D'élection en élection, on répète que « ça ne va plus » : les modes de scrutins seraient inadaptés, les votes se font plus à partir de réactions affectives qu'après mûre réflexion sur des programmes, on ne croit d'ailleurs plus aux programmes qui ne sont pas suivis d'effets, etc. Mais surtout il est patent que les Français ne sont pas satisfaits par un personnel politique vieillissant, sans imagination ni audace politique ; ils renâclent contre ces éternels candidats, « toujours les mêmes », accrochés à leur parcelle de pouvoir, cumulards… souvent inefficaces voire – parfois – malhonnêtes.
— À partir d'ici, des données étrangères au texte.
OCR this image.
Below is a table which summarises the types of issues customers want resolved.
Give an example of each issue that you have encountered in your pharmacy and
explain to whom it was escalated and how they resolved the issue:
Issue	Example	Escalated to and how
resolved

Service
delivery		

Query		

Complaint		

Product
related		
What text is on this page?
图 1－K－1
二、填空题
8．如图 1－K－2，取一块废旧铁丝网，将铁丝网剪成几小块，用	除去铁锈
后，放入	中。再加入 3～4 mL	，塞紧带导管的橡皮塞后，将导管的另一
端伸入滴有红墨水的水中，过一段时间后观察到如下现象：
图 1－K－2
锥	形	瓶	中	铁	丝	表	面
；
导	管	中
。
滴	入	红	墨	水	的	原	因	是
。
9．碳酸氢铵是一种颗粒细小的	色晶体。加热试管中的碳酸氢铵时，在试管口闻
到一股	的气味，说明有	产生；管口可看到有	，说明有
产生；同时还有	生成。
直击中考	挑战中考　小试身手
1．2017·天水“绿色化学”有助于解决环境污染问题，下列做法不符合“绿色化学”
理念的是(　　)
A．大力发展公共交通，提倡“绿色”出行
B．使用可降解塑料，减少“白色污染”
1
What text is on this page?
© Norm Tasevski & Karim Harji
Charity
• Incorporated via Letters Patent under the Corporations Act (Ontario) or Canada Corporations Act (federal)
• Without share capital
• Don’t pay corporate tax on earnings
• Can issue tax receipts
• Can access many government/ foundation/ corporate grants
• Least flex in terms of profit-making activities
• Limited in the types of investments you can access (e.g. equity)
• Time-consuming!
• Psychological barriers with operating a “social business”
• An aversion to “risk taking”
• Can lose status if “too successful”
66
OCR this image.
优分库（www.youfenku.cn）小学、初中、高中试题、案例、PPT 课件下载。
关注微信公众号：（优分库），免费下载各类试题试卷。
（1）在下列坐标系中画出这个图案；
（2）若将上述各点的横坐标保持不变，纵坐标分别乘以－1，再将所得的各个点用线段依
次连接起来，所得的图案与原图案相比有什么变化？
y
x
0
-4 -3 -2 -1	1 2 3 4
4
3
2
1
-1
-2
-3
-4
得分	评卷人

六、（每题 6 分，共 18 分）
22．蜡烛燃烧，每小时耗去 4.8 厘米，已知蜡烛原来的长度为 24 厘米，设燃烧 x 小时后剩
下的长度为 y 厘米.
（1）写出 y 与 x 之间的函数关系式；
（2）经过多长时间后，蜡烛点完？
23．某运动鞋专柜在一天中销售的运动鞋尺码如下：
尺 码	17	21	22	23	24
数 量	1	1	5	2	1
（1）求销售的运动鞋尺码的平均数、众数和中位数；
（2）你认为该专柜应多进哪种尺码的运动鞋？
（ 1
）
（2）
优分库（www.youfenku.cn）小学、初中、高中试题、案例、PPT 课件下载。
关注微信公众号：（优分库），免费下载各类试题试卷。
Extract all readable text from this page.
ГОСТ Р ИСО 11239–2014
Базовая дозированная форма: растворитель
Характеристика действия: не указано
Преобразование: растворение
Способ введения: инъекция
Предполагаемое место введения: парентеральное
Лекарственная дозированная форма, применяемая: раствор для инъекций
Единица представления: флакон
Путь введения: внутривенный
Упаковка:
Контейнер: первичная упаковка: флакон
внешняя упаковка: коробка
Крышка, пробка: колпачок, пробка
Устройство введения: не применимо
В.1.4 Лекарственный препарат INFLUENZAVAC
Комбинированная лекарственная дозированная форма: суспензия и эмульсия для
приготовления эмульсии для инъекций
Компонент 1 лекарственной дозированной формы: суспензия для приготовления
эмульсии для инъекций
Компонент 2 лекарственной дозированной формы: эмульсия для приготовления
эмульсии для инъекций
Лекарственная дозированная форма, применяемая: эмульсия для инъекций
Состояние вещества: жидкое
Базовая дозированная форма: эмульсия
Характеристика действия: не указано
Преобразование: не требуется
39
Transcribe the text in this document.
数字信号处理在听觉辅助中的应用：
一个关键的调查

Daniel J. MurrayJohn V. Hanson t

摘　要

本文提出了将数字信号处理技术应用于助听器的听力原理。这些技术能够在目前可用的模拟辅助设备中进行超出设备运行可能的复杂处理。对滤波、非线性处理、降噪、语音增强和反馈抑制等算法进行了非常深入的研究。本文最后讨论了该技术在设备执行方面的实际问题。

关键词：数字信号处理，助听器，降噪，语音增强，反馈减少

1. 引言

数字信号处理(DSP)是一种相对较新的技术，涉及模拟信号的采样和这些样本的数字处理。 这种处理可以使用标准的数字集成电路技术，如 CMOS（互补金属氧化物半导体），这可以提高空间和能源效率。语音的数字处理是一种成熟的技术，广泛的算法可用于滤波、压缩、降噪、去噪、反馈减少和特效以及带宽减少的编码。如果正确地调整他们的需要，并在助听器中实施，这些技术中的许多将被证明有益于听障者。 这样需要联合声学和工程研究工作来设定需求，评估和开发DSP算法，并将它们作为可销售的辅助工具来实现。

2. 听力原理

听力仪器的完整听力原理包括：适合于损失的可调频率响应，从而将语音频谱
Or quel moyen reste-t-il aux électeurs pour marquer concrètement leur rejet de tel ou tel candidat ? Car c'est parfois un choix impossible entre la peste et le choléra. C'est particulièrement vrai pour l'élection suprême qui est celle du Président de la République. Le résultat est une abstention croissante qui met sérieusement à mal la démocratie représentative. Quand un élu dispose d'un tiers des voix exprimées par 50 % des inscrits, il ne représente en réalité que 16,5 % des Français !
Pendant longtemps, on a voté préférentiellement pour un parti. Certains en ont profité pour exercer un véritable chantage : « c'est nous ou le chaos ». L'expérience prouve que ça peut être eux et le chaos. Comment traduire la soif de renouvellement de nombreux Français de droite comme de gauche ? Comment forcer les partis à se renouveler dans leurs pratiques et dans leurs hommes (et femmes) ?
Régulièrement, comme un serpent de mer politique, on rappelle que le moyen honnête, pacifique et parlant du refus de l'état de choses est le vote blanc. On exerce ainsi son droit et son devoir de citoyen, mais en l'absence d'une personne à qui l'on puisse remettre le pouvoir d'exercer une haute fonction – dont l'avenir du pays dépend en partie – on ne met pas de nom sur le bulletin de vote parce qu'aucun des candidats ne semble digne de confiance. Si ces votes blancs étaient comptabilisés et validés en tant que mise en évidence de l'absence d'un vrai choix, ils deviendraient significatifs. Ils pourraient éviter les votes extrémistes de ceux qui, ne supportant plus (à tous les sens du mot) les partis en place, aboutissent à des votes protestataires à courte vue, risquant d'être désastreux pour l’à-venir du pays. Peut-être cette expression claire pourrait-elle ainsi amener les responsables politiques à procéder au renouvellement souhaité, et les déçus de la politique pourraient revenir dans le champ électoral.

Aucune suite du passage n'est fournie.